Start End NBases Ambigs Polymer NumSeqs
Minimum: 1 1028 235 0 3 1
2.5%-tile: 1 1033 322 0 4 1920
25%-tile: 1 1033 324 0 5 19199
Median: 1 1033 327 0 5 38398
75%-tile: 1 1033 348 0 5 57597
97.5%-tile: 1 1033 351 1 6 74876
Maximum: 72 1033 473 5 8 76795
Mean: 1.08174 1032.97 332.883 0.0768019 5.0845

of unique seqs: 72774

total # of seqs: 76795


When you say that is fine then I will go for this method. Cause it´s so annoying to work with 16S forward and reverse and ITS forward and reverse (esspecially when I have to present this). Too many graphs. :)

Thank you so, so much!

Looks like you found a good set of parameters.

Really? Juhu! :smiley: And it also works for the ITS sequences. That is so good!

Thank you so much for your help!

I am very sorry to bother you again…
I have a last question. I am writing the stuff down in the moment and I am wondering how I can explain why I used this way of analysing (using overlap) and why this way is okay. Is there somewhere a reference that says that it would be better to sequence from both directions due to avoiding a bias? There is this reference that explains that there is a different taxonomic output depending on if the sequences were read from the forward (ITS1 region) or reverse (ITS2 region) side (Bazzicalupo et al. 2013).

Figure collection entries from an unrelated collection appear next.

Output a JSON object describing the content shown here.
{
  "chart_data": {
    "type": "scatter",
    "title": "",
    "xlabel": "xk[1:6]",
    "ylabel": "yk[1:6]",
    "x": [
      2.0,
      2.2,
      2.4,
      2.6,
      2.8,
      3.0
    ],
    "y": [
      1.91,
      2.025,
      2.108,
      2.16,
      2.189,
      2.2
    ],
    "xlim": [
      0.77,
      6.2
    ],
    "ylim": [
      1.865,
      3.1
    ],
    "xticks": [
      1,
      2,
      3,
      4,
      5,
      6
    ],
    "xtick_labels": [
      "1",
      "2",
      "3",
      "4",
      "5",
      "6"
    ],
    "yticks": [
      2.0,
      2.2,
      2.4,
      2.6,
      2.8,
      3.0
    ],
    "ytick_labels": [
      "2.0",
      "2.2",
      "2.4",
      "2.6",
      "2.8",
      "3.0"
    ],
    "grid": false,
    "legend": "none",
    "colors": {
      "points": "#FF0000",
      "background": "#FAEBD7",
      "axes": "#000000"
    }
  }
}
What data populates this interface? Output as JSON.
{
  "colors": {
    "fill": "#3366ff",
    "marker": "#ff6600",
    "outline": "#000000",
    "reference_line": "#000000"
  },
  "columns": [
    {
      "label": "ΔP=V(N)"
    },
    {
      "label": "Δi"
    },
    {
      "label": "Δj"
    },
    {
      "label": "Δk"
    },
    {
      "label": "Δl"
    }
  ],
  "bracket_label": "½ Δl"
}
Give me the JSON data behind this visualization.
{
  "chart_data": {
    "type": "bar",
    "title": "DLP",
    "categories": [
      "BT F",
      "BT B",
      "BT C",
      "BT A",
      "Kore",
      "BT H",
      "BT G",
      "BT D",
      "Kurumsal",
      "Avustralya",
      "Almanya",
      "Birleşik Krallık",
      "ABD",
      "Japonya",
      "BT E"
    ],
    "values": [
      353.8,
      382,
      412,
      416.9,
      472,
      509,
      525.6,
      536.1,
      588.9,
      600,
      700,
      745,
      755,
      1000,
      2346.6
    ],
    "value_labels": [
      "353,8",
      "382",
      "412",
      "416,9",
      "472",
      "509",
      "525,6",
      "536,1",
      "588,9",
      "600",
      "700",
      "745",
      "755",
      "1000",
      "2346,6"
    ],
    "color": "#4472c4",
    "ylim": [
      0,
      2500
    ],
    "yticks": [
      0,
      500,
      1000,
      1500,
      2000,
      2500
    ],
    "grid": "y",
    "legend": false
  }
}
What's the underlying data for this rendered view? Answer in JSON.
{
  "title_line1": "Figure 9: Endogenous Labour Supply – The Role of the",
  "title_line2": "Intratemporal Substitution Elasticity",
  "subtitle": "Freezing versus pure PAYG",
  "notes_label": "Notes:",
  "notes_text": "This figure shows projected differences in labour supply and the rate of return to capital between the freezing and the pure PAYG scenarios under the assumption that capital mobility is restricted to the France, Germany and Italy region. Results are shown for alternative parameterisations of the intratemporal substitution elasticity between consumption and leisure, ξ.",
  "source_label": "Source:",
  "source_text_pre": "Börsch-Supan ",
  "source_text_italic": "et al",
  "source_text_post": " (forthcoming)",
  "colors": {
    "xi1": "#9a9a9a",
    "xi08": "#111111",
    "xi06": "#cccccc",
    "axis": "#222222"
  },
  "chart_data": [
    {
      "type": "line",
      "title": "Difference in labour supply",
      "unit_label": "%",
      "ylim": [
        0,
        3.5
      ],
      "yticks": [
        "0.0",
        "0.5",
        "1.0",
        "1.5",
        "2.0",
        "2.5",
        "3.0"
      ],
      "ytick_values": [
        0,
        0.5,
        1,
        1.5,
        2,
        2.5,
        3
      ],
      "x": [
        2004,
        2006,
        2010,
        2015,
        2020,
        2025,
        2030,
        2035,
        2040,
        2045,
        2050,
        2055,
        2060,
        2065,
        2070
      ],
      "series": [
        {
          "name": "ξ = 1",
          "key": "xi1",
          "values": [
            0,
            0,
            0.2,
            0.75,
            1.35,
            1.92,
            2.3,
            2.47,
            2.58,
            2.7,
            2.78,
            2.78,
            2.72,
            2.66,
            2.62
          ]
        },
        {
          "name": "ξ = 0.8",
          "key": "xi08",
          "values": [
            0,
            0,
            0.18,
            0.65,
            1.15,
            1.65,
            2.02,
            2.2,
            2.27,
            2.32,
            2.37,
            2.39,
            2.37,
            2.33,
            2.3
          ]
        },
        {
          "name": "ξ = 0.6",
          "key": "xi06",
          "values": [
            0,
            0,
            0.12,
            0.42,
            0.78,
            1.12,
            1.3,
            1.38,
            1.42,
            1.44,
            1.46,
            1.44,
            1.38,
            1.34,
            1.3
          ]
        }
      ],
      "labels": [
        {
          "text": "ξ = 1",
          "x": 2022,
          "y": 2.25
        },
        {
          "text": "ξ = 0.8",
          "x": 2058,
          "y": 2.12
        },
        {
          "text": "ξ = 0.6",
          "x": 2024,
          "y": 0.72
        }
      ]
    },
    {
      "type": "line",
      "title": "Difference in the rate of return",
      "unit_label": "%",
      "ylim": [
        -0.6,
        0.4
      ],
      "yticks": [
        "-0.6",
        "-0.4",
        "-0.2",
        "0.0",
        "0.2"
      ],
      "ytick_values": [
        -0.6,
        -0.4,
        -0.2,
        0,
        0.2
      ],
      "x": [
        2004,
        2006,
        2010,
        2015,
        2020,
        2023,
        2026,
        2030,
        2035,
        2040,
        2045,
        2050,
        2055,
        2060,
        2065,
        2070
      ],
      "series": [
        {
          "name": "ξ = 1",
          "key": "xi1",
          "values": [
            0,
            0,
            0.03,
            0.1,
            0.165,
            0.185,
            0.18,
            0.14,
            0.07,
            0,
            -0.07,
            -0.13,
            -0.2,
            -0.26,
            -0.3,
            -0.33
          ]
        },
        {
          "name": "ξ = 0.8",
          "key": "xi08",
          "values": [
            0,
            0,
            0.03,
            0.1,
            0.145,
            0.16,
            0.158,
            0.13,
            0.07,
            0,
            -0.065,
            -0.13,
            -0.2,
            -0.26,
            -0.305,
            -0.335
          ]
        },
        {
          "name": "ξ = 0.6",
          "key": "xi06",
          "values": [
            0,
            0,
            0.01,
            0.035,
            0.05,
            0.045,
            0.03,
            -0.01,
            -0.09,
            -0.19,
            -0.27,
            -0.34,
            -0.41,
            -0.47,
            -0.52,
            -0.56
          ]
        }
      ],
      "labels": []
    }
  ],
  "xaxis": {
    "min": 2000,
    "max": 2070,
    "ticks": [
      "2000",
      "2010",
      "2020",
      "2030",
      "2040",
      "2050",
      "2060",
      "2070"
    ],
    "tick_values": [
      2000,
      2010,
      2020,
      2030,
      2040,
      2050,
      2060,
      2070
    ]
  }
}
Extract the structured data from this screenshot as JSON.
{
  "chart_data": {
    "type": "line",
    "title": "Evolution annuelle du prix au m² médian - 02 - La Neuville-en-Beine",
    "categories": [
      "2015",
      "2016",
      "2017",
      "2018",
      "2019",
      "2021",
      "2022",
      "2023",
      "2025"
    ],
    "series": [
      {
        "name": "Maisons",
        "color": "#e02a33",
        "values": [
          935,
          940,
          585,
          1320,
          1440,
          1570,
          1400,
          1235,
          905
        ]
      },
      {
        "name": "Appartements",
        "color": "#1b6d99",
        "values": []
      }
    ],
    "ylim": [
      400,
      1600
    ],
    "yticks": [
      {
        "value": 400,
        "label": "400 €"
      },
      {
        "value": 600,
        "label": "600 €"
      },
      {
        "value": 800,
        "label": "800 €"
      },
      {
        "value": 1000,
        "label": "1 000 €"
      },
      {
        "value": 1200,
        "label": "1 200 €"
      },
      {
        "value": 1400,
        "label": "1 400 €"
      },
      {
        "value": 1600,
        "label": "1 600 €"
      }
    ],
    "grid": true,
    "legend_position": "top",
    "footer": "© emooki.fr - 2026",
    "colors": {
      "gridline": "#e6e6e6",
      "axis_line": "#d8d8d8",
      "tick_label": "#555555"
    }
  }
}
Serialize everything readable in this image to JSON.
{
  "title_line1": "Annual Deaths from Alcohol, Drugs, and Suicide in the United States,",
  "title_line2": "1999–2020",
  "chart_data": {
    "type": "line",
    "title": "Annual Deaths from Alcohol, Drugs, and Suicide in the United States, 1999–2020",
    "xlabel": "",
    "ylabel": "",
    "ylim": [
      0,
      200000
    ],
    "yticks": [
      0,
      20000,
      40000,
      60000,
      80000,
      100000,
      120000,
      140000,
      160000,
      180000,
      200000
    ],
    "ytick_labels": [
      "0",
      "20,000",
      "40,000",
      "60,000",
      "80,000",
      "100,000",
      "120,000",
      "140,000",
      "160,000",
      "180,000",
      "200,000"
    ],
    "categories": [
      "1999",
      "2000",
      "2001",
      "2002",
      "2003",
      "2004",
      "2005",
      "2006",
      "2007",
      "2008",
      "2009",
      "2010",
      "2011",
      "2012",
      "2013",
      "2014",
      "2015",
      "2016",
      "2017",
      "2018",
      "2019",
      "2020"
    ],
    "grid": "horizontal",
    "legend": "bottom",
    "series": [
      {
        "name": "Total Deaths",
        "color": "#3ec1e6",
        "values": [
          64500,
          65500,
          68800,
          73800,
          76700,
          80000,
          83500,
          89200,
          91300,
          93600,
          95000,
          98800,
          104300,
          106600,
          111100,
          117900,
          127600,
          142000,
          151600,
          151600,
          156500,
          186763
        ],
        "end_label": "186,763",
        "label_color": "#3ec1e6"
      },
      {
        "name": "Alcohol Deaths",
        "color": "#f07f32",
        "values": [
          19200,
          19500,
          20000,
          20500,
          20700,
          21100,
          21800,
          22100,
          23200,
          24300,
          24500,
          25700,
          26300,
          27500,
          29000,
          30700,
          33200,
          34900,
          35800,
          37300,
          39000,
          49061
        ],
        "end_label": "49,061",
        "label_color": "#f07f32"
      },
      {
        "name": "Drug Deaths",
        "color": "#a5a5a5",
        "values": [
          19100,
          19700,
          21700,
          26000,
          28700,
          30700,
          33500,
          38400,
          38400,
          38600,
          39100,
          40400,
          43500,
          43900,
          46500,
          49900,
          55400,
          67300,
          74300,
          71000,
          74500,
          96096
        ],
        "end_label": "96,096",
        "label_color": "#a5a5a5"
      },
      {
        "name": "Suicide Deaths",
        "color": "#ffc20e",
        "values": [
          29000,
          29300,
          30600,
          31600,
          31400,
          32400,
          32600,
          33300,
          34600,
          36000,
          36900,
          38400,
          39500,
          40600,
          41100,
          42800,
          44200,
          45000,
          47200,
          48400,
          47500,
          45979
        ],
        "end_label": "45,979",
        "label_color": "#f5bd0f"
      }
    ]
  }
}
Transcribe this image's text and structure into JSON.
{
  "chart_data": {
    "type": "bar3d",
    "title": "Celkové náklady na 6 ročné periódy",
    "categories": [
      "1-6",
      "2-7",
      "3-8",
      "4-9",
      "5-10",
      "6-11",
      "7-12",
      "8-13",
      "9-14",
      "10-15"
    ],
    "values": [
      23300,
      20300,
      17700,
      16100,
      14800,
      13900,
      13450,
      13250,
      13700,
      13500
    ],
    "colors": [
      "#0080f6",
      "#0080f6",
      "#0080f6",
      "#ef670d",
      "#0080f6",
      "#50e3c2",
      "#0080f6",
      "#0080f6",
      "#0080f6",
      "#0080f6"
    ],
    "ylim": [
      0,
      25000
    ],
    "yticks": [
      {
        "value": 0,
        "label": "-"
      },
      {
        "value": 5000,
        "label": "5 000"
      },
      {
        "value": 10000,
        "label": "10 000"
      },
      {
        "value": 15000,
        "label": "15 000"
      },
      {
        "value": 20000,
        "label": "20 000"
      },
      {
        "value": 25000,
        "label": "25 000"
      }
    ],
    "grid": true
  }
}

But because I use the overlap I can´t completely say which region I use, isn´t it? Something in between. Same for bacteria.

If anybody has an idea what I could cite for this, I would be very happy!

I am really sorry I read so many papers but most have done another sequencing strategy.

Sorry and thank you!

Actually, for 454, sequencing in both directions is a bad idea because they aren’t true paired ends. If you’re doing Sanger or Illumina, paired end works and is ideal because it gives higher quality data.